Tua casa. Teu perfil

             (Lídia Maria de Melo)

Num cochilo do porteiro,
roubo a chave do quadro,
pé ante pé sorrateiro,
galgo o terceiro andar.

Um giro na fechadura,
um outro, na maçaneta,
correr de olhos ligeiros:
o teu mundo se revela.

Na gravura de Ouro Preto,
o mistério de teus gestos,
a elegância de teu porte,
requinte de beija-flor.

A mistura de estilos
deslizando pelos cantos,
entre versos de Pessoa
e enredos de Piñon.

Prato inglês de porcelana,
tons de branco e marrom.
Chapéu de corte exótico
sombreando teu olhar

siamês.

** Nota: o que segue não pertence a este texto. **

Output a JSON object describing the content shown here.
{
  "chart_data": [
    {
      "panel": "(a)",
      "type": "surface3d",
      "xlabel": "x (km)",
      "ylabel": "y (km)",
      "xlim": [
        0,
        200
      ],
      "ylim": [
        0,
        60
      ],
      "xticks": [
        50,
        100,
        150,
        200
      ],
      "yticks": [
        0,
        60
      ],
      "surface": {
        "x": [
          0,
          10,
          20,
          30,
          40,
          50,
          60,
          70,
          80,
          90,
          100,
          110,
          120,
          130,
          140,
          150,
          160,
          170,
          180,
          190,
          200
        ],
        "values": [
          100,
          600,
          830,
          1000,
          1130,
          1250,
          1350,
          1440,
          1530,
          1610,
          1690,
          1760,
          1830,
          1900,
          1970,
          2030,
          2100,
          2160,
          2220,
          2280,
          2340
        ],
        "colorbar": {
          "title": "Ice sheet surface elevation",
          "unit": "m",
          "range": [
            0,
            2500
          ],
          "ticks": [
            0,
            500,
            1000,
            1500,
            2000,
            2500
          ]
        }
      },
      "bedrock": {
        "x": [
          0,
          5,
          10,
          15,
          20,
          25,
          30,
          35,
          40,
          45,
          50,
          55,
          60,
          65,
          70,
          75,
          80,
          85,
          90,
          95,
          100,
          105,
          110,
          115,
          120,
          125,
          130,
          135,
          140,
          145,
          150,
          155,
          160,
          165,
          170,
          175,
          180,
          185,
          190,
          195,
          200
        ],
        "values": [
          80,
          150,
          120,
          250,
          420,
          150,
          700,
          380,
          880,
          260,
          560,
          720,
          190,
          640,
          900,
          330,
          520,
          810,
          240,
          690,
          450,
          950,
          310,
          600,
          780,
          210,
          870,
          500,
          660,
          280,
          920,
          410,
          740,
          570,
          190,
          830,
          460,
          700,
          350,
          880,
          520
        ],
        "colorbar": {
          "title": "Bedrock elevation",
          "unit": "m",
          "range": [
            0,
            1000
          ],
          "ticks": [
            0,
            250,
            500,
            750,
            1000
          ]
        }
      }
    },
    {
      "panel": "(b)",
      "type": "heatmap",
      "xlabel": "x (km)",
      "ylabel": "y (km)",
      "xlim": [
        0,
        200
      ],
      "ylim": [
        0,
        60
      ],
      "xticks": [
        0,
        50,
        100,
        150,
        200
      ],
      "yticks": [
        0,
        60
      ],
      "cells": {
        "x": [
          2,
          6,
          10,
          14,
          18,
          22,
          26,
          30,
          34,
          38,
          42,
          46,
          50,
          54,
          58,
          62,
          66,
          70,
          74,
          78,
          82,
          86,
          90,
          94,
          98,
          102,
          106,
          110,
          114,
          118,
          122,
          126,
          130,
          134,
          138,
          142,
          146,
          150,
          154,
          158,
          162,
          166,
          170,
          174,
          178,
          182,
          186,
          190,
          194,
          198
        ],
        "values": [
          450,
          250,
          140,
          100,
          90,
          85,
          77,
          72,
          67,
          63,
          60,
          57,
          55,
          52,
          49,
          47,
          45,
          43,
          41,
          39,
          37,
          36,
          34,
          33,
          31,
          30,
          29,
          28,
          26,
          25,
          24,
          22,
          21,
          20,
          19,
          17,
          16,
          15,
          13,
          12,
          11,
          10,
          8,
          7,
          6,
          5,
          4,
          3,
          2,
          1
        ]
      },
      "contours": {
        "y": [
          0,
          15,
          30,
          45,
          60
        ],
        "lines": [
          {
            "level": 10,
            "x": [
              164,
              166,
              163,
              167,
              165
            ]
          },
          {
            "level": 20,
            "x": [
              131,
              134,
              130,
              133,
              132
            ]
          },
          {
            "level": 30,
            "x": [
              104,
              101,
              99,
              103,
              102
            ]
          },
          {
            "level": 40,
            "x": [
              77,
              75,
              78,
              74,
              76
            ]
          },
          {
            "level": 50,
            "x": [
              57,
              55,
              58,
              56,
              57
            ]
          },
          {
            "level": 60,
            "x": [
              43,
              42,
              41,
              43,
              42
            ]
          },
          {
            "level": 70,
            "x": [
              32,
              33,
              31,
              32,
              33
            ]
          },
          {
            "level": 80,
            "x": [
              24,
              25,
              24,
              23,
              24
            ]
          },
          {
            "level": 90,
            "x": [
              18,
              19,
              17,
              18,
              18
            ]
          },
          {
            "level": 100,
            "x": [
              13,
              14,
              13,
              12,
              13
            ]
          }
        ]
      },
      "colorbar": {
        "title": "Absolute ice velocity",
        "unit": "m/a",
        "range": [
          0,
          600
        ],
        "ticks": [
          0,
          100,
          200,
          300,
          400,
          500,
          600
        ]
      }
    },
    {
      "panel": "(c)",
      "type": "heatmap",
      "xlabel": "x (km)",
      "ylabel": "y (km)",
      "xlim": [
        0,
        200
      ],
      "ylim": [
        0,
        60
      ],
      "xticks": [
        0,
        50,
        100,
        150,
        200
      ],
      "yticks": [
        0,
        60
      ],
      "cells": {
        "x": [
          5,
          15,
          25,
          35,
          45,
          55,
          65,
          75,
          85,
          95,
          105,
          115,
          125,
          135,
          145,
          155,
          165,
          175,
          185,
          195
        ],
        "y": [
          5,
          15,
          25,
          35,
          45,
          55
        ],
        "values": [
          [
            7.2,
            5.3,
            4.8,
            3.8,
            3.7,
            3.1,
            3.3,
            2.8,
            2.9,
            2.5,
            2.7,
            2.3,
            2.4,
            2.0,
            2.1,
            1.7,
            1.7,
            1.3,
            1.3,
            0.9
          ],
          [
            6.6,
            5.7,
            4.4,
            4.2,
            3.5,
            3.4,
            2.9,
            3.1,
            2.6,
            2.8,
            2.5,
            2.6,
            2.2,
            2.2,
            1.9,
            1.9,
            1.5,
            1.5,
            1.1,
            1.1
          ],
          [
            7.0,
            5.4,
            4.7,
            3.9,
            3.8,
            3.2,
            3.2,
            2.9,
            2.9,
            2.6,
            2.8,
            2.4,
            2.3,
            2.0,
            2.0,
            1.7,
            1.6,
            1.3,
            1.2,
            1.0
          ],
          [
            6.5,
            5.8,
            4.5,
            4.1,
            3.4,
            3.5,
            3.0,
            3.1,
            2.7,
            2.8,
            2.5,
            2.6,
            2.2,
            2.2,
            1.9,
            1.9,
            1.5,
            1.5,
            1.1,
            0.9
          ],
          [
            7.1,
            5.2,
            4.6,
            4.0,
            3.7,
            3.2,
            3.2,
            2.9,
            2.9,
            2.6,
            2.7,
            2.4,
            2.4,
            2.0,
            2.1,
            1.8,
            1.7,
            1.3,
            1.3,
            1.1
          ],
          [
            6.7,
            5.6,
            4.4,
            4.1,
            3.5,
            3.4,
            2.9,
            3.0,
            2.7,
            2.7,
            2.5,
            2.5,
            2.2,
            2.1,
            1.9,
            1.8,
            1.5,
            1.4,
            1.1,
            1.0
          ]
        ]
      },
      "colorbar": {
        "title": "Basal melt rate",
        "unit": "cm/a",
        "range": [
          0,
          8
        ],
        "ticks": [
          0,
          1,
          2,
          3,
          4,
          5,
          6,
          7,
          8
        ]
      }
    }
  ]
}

E o sorriso
bronzeado no retrato.
Moldura de madrepérola
no piano. A janela.

Surpreendo a pulseira,
jade e prata, displicente,
sobre a mesa de madeira
brilhando cera jasmim.

Os teus modos sacrossantos,
face e cabelo ciganos
estampados na escultura,
mulher de pedra-sabão.

O videocassete preto
guardando Cármen, de Saura.
Recostado na estante
o Bolero, de Ravel.

Nunca te vi dançar
tango, lambada ou tuíste,
mas a cozinha me mostra
teu bailado, teu tempero.

O teu cheiro no banheiro,
xampu, perfume indiano,
a bota de couro cru
no tapete macramê.

A cortina entreaberta,
o vestido de flanela,
a cadeira de balanço,
almofadas pelo chão.

Um mosaico de segredos
nos teus passos de gazela,
nos detalhes, nas paredes,
tua cara, teu perfil.

Pelas frestas entram raios,
arco-íris, tons vermelhos.
Teus desejos espalhados
num pedaço de espelho.

(Santos - 24/4/1990)


2 comentários:

Marcelo Pirajá Sguassábia disse...

Puxa vida, que força e que vida nestes versos. Vi e senti tudo guiado pela tua mão, Lídia. Belo.

Vânia Lúcia Augusto disse...

Você é fantástica e escreve fantasticamente! bjo e saudades... (vc faz falta!)